Federweisser © Tanja / Fotolia

Getting Around

Due to the locality’s rocky and hilly landscape, getting around can be dangerous. One should only attempt to go about alone with extreme caution, especially in the winter or rainy season. Travelling around Franconian Switzerland can be done with a car, bike, or train. 
Ebermannstadt, dubbed the “Entrance To Franconian Switzerland,” has regular trains running to and from Forchheim year round. Bayreuth and Pegnitz are also prominent towns in the sector that have connecting train routes with each other. 

Again, if you were going to take a car or bike, be careful! You never know what might come into your path and what may distract you at such high altitudes, so only choose to drive your car or bike through these winding, mountaintop roads if you have the experience. However, some of the hills and roads are docile enough to pass through and offer the most breathtaking scenery you could imagine! 
Public transportation, except for some busses, practically does not exist in Franconian Switzerland and should not be heavily relied upon. The best way to get into the region would be to take a train or rely on some sort of ride-share or taxi service. 
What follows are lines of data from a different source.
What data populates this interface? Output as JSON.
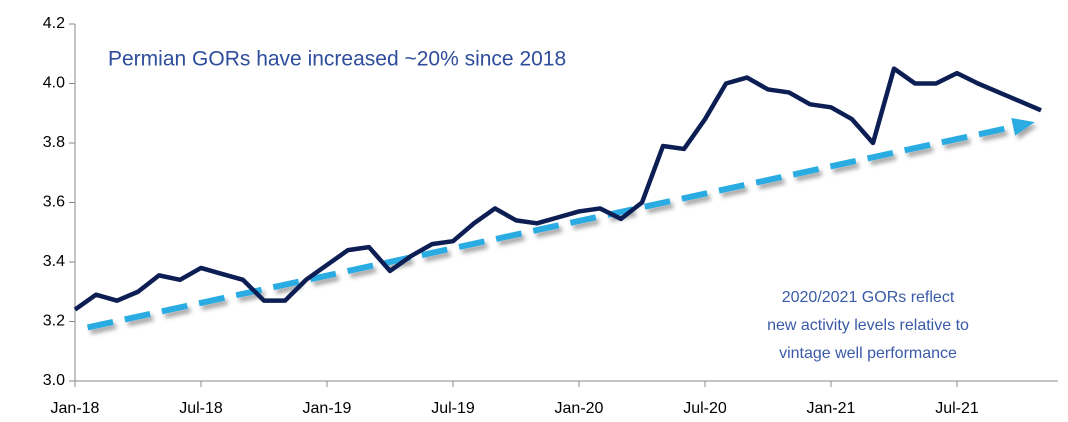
{
  "chart_data": {
    "type": "line",
    "annotation": "Permian GORs have increased ~20% since 2018",
    "note": [
      "2020/2021 GORs reflect",
      "new activity levels relative to",
      "vintage well performance"
    ],
    "categories": [
      "Jan-18",
      null,
      null,
      null,
      null,
      null,
      "Jul-18",
      null,
      null,
      null,
      null,
      null,
      "Jan-19",
      null,
      null,
      null,
      null,
      null,
      "Jul-19",
      null,
      null,
      null,
      null,
      null,
      "Jan-20",
      null,
      null,
      null,
      null,
      null,
      "Jul-20",
      null,
      null,
      null,
      null,
      null,
      "Jan-21",
      null,
      null,
      null,
      null,
      null,
      "Jul-21",
      null,
      null,
      null,
      null
    ],
    "series": [
      {
        "color": "#0d1e54",
        "values": [
          3.24,
          3.29,
          3.27,
          3.3,
          3.355,
          3.34,
          3.38,
          3.36,
          3.34,
          3.27,
          3.27,
          3.34,
          3.39,
          3.44,
          3.45,
          3.37,
          3.42,
          3.46,
          3.47,
          3.53,
          3.58,
          3.54,
          3.53,
          3.55,
          3.57,
          3.58,
          3.545,
          3.6,
          3.79,
          3.78,
          3.88,
          4.0,
          4.02,
          3.98,
          3.97,
          3.93,
          3.92,
          3.88,
          3.8,
          4.05,
          4.0,
          4.0,
          4.035,
          4.0,
          3.97,
          3.94,
          3.91
        ]
      }
    ],
    "trend": {
      "color": "#29abe2",
      "values": [
        3.18,
        3.87
      ]
    },
    "ylim": [
      3.0,
      4.2
    ],
    "yticks": [
      {
        "value": 3.0,
        "label": "3.0"
      },
      3.2,
      3.4,
      3.6,
      3.8,
      {
        "value": 4.0,
        "label": "4.0"
      },
      4.2
    ]
  }
}
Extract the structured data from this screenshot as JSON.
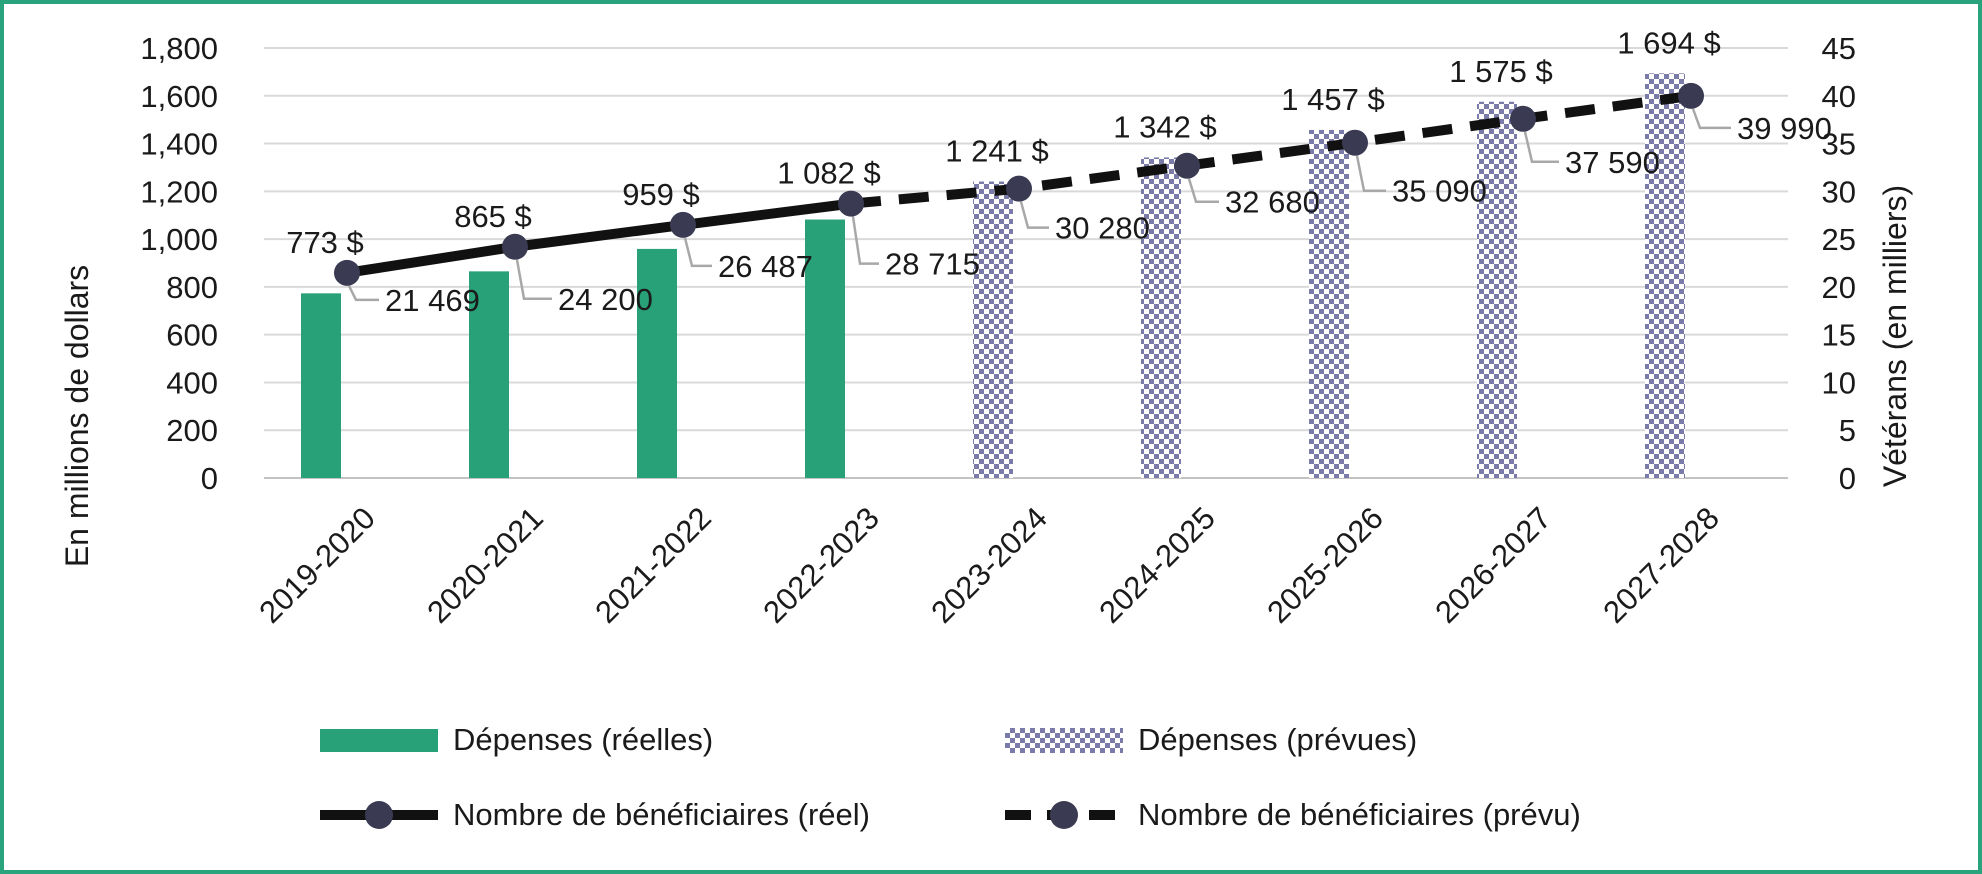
{
  "frame": {
    "border_color": "#2aa47c",
    "background": "#ffffff"
  },
  "chart_data": {
    "type": "bar",
    "subtype": "combo-bar-line",
    "categories": [
      "2019-2020",
      "2020-2021",
      "2021-2022",
      "2022-2023",
      "2023-2024",
      "2024-2025",
      "2025-2026",
      "2026-2027",
      "2027-2028"
    ],
    "series": [
      {
        "name": "Dépenses (réelles)",
        "type": "bar",
        "axis": "left",
        "color": "#28a078",
        "values": [
          773,
          865,
          959,
          1082,
          null,
          null,
          null,
          null,
          null
        ],
        "labels": [
          "773 $",
          "865 $",
          "959 $",
          "1 082 $",
          null,
          null,
          null,
          null,
          null
        ]
      },
      {
        "name": "Dépenses (prévues)",
        "type": "bar",
        "axis": "left",
        "pattern": "checker",
        "color": "#7b7ba9",
        "values": [
          null,
          null,
          null,
          null,
          1241,
          1342,
          1457,
          1575,
          1694
        ],
        "labels": [
          null,
          null,
          null,
          null,
          "1 241 $",
          "1 342 $",
          "1 457 $",
          "1 575 $",
          "1 694 $"
        ]
      },
      {
        "name": "Nombre de bénéficiaires (réel)",
        "type": "line",
        "axis": "right",
        "color": "#111111",
        "marker_color": "#3a3a52",
        "values": [
          21469,
          24200,
          26487,
          28715,
          null,
          null,
          null,
          null,
          null
        ],
        "labels": [
          "21 469",
          "24 200",
          "26 487",
          "28 715",
          null,
          null,
          null,
          null,
          null
        ]
      },
      {
        "name": "Nombre de bénéficiaires (prévu)",
        "type": "line-dashed",
        "axis": "right",
        "color": "#111111",
        "marker_color": "#3a3a52",
        "values": [
          null,
          null,
          null,
          28715,
          30280,
          32680,
          35090,
          37590,
          39990
        ],
        "labels": [
          null,
          null,
          null,
          null,
          "30 280",
          "32 680",
          "35 090",
          "37 590",
          "39 990"
        ]
      }
    ],
    "left_axis": {
      "title": "En millions de dollars",
      "min": 0,
      "max": 1800,
      "step": 200,
      "tick_labels": [
        "0",
        "200",
        "400",
        "600",
        "800",
        "1,000",
        "1,200",
        "1,400",
        "1,600",
        "1,800"
      ]
    },
    "right_axis": {
      "title": "Vétérans (en milliers)",
      "min": 0,
      "max": 45,
      "step": 5,
      "tick_labels": [
        "0",
        "5",
        "10",
        "15",
        "20",
        "25",
        "30",
        "35",
        "40",
        "45"
      ]
    },
    "grid": true,
    "gridline_color": "#d9d9d9",
    "leader_line_color": "#a8a8a8",
    "legend_position": "bottom"
  },
  "legend": {
    "items": [
      {
        "label": "Dépenses (réelles)"
      },
      {
        "label": "Dépenses (prévues)"
      },
      {
        "label": "Nombre de bénéficiaires (réel)"
      },
      {
        "label": "Nombre de bénéficiaires (prévu)"
      }
    ]
  }
}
Where To Stay In The Franconian Switzerland Region

• Hotel Plaza – Nürnberger Straße 13, Forchheim
• Hotel Goldener Hirsch – Bahnhofstraße 13, 95444 Bayreuth 
• Hotel Sonne29 – Hauptstrasse 29, 91320 Ebermannstadt


Northeast of Forchheim, in the town of Bamberg, there’s a secret a brewin’ that will excite any beer enthusiast. They smoke their beer in Bamberg (particularly in the brewpub Schlenkerla)! That’s right, smoked beer, or Rauchbier, uses a process that involves drying malt over an open flame. The end result of the drying gives the malt smoky notes that have been imitated the world over! So why not grab a pint of Rauchbier after that long overdue hike in Franconian Switzerland?